Teachers are being reassigned at a number of Yukon schools this fall, sparking worry among parents who don't want any teaching positions cut in their schools.

But assistant deputy education minister Christie Whitley said Wednesday that transferring teachers is part of a constant staffing process, calculated based on the needs of each school.

Whitley did not have details about student-teacher ratios at specific schools, but she said Yukon schools are better staffed than any other jurisdiction in the country.

"In Canada, the average teacher-student ratio is 1-to-16. In Yukon, the average teacher ratio is 1-to-11," she told CBC News.

"That will vary from school to school because the needs in different schools vary."

Some schools will see a decrease in teachers in September, like Jack Hulland Elementary School in Whitehorse's Porter Creek area.

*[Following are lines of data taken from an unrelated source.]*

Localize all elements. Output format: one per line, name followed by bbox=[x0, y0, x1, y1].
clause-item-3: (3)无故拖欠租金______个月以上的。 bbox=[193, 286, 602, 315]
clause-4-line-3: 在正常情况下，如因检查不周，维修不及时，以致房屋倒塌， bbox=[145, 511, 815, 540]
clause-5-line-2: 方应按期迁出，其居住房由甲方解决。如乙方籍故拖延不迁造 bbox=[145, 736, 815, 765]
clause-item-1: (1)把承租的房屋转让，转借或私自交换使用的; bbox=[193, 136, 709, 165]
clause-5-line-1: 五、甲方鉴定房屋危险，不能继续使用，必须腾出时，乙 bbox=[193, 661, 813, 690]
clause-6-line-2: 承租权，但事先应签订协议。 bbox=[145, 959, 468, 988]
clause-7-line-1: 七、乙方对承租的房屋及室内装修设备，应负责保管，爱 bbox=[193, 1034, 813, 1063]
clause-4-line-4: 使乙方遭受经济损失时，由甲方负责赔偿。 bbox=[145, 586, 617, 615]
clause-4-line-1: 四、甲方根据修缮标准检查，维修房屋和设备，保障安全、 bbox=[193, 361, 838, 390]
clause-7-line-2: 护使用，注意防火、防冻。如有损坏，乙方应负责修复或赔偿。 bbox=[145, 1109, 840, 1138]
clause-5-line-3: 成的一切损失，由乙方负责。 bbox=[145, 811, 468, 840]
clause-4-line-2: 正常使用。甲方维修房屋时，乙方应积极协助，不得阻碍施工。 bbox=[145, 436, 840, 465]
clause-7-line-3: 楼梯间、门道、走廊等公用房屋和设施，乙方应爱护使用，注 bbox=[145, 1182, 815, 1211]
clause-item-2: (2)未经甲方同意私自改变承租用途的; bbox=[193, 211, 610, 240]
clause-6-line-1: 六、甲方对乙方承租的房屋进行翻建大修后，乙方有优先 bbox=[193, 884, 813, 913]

It will lose one teaching position in the fall.

It will be a third year in a row that the school's staff will be reduced, which not good news for school council chairman Paul Nordahl.

"The school council has certainly been looking at the programming that it offers, the distribution of classes," Nordahl said.

"They've also, quite frankly, been looking at the staff-to-student ratios in other elementary schools, and at this point [they] are not prepared to accept any cutbacks."

Meanwhile, Whitehorse Elementary will receive an extra teacher this fall, but school council chairman Keith Halliday said it still won't be enough to keep up with higher enrollment and increasing demand.

"Our ratio of educators to kids will actually go down, even with this additional staff person," he said.

But Whitley said resources alone is not the best way to judge a school.

"We're really well-resourced in the Yukon territory, and as our teachers have told us and a number of people have indicated, more is not always the answer, sometimes different is the answer," she said.

Whitley said she has no problem telling parents that schools in the territory have enough teachers. The big question, she said, is making sure the resources that schools do have are used in the best interests of all students.